OpenSearch Dashboards should not be run as root. Use --allow-root to continue.
[opensearch@hdpmaster ~]$ /data/apps/opensearch-dashboards-2.1.0/bin/opensearch-dashboards-plugin list
alertingDashboards@2.1.0.0
anomalyDetectionDashboards@2.1.0.0
ganttChartDashboards@2.1.0.0
indexManagementDashboards@2.1.0.0
notificationsDashboards@2.1.0.0
observabilityDashboards@2.1.0.0
queryWorkbenchDashboards@2.1.0.0
reportsDashboards@2.1.0.0
securityDashboards@2.1.0.0



[opensearch@hdpmaster ~]$ /data/apps/opensearch-dashboards-2.1.0/bin/opensearch-dashboards-plugin remove securityDashboards
Removing securityDashboards...
Plugin removal complete
Restart opensearch and opensearch dashboards
[opensearch@hdpmaster ~]$ opensearch
[opensearch@hdpmaster ~]$ opensearch-dashboards
[opensearch@hdpmaster ~]$ /data/apps/opensearch-dashboards-2.1.0/bin/opensearch-dashboards-plugin remove securityDashboards
Removing securityDashboards...
Plugin removal complete



Opensearch-Dashboards

Install opensearch-dashboards after downloading, and install the security configuration 

[hdpsysuser@hdpmaster sw]$ tar -xvf opensearch-dashboards-2.1.0-linux-x64.tar.gz
[hdpsysuser@hdpmaster sw]$ mv opensearch-dashboards-2.1.0 /data/apps
[hdpsysuser@hdpmaster apps]$ sudo chown -R opensearch:opensearch /data/apps/opensearch-dashboards-2.1.0/
[hdpsysuser@hdpmaster apps]$ su - opensearch
[opensearch@hdpmaster ~]$ export OPENSEARCH_DASHBOARDS_HOME=/data/apps/opensearch-dashboards-2.1.0
[opensearch@hdpmaster ~]$ export PATH=$PATH:$OPENSEARCH_DASHBOARDS_HOME/bin

-- Config Location

vim /data/apps/opensearch-dashboards-2.1.0/config/opensearch_dashboards.yml

server.host: "hdpmaster"
server.name: hdpmaster
opensearch.hosts: [http://hdpmaster:9200]

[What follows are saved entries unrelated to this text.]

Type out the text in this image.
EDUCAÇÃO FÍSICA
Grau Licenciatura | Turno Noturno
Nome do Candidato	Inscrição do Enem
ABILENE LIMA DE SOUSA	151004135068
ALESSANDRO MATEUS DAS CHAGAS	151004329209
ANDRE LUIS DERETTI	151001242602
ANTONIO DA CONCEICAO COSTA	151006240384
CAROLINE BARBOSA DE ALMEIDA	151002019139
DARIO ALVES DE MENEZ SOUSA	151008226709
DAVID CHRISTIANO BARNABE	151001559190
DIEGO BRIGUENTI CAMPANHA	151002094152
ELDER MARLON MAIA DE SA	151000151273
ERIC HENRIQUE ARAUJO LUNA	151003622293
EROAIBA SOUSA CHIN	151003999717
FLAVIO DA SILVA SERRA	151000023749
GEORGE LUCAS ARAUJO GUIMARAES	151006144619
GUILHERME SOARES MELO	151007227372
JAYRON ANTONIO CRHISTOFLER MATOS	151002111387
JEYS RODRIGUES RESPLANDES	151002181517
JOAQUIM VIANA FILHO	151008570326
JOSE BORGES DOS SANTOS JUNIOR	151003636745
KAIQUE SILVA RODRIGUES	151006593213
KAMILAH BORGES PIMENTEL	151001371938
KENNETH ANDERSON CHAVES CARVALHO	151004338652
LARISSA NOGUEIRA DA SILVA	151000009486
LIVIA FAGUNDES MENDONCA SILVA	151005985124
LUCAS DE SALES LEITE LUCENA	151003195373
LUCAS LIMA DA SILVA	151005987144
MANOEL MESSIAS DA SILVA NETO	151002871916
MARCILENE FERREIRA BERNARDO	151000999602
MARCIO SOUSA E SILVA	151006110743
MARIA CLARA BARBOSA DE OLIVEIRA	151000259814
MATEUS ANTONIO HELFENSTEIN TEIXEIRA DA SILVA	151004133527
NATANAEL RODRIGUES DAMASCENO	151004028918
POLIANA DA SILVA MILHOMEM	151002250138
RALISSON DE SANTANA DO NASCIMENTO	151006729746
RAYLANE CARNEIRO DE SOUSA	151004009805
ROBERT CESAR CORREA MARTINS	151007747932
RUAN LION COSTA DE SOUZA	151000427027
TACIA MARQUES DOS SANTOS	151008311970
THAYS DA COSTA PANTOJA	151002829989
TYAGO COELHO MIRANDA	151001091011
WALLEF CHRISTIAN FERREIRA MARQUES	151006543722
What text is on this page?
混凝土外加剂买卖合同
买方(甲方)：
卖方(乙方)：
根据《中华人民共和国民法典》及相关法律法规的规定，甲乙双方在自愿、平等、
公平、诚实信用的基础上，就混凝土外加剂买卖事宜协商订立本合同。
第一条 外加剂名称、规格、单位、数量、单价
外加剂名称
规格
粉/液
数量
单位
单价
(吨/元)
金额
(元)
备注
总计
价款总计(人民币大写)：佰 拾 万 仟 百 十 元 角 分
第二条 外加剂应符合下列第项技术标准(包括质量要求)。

[opensearch@hdpmaster ~]$ opensearch-dashboards


Access http://hdpmaster:5601/





Logstash

Logstash is a real-time event processing engine. You can send events to Logstash from many different sources. Logstash processes the events and sends it one or more destinations eg; opensearch. Sending events to Logstash lets you decouple event processing from your app. Your app only needs to send events to Logstash and doesn’t need to know anything about what happens to the events afterwards.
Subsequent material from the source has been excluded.